Der „Böbel“ und sein Aberglaube

Frühzeit der Volkskunde in Bayern: Die „Reliquien“-Sammlung des Joseph Arbogast Erkinger von Seinsheim

Schloss Sünching im Landkreis Regensburg stellt nicht nur in kunsthistorischer Hinsicht eine Kostbarkeit dar (siehe „Außergewöhnliche Ensemblepflege“ in Unser Bayern, Ausgabe November/ Dezember 2020). Auch in kultur- und geistesgeschichtlicher Hinsicht hat der ehemalige Hauptsitz der Grafen Seinsheim einiges zu bieten. Dies gilt in erster Linie für die sogenannte Obere Bibliothek. Bei ihr handelt es sich nicht nur um eine Büchersammlung mit einem auffallend hohen Anteil an Landkarten, sondern auch um ein Kabinett mit Waffen, Münzen, Naturalien (darunter eine Holzbibliothek) und allerlei Kuriositäten. Ins Auge sticht vor allem auch die in einer zweiflügeligen Vitrine ausgebreitete Sammlung mit Objekten zur religiösen Volkskunde. Nähere Angaben zu dieser Sammlung gibt es bisher nicht, aber die meisten Objekte sind mit handschriftlichen Etiketten versehen. Diese Beschriftungen wiederholen sich in ausführlicherer Form in einem Inventar, das im Sünchinger Archiv verwahrt wird. Dieses Inventar spricht, allzu generalisierend, immer von „Reliquien“. Es dürften, die Andachtsgrafik eingerechnet, etwa 250 Stücke sein. Die Jahreszahl 1796 auf der Rückseite eines dieser Zettel verweist auf den ungefähren Entstehungszeitraum.

Aufklärerische Intention

Aufgrund eines Handschriftenvergleichs kann der Großteil der Sammlung dem Grafen Joseph Arbogast Erkinger von Seinsheim (1775 bis 1830) zugewiesen werden, wohingegen ein gutes Dutzend Stücke auf den Sammeleifer des Geistlichen Franz Ignaz Dafinger (1747 bis 1806) zurückgeht. Dafinger wirkte als Pfarrer in Rappoltskirchen – in der Nähe des Seinsheimschen Musterguts Grünbach – und war bereits als junger Mann von den Grafen gefördert worden. Beide Bestände umklammert die vom Gedankengut der Aufklärung gespeiste Intention, Aberglauben belegendes Material zusammenzutragen – Material im Übrigen, das vor nicht einmal einem Menschenalter bei den in Italien studierenden Grafen Seinsheim als ernst zu nehmendes Mitbringsel galt, etwa von der Casa Santa in Loretto.

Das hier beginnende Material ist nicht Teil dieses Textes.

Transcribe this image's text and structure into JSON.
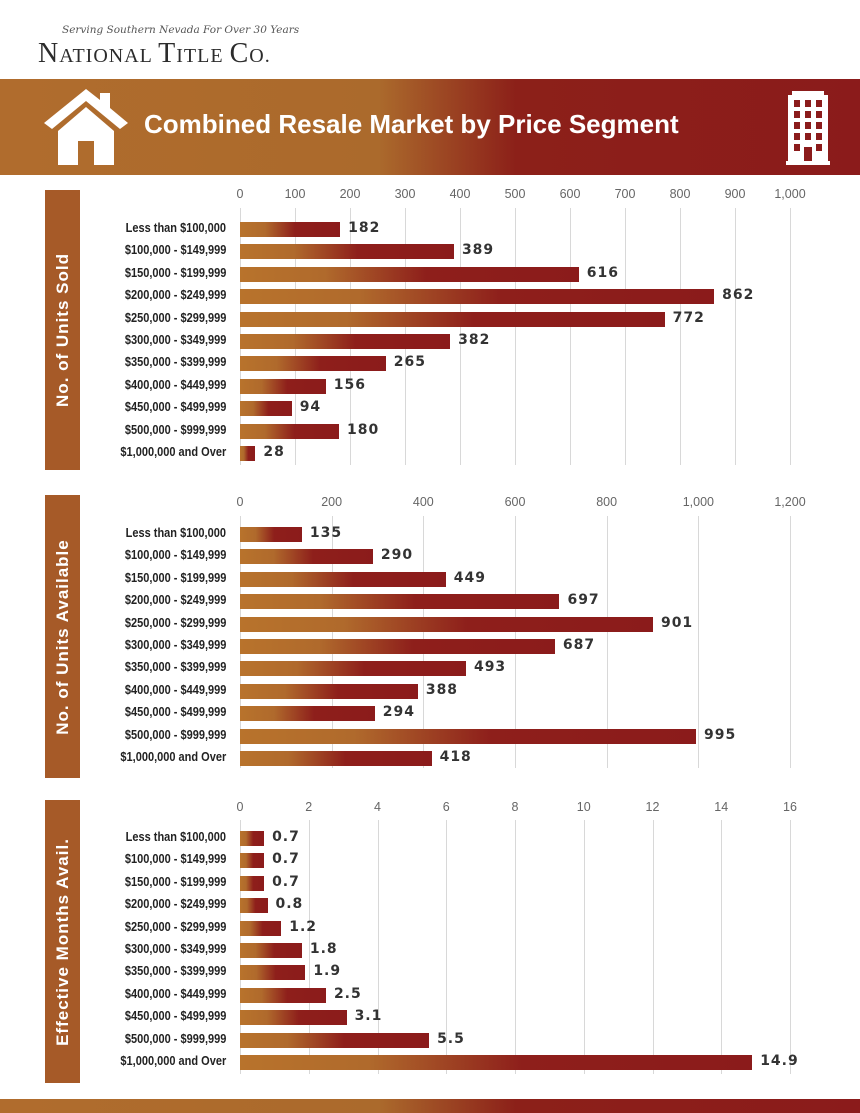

Bei einer Untersuchung der von Joseph Arbogast Erkinger von Seinsheim zusammengestellten Objekte ist ein Profil des Grafen in geistesgeschichtlicher Hinsicht dienlich. Hilfreich dabei sind insbesondere der umfangreiche Nachlass im Sünchinger Archiv und dessen Büchersammlung in der Oberen Bibliothek. Man wird den Sohn des Grafen Maximilian Joseph Clemens von Seinsheim, der als Präsident des Geistlichen Rats 1802/03 die Säkularisation der bayerischen Klöster durchführte, ohne weiteres der radikalen Spielart der Aufklärung zurechnen dürfen, wie sie im neuen Bayern von Kurfürst Maximilian IV. Joseph und Minister Maximilian Joseph von Montgelas anzutreffen war, denn er unterstützte tatkräftig deren Reformprogramm, vor allem im landwirtschaftlichen Bereich.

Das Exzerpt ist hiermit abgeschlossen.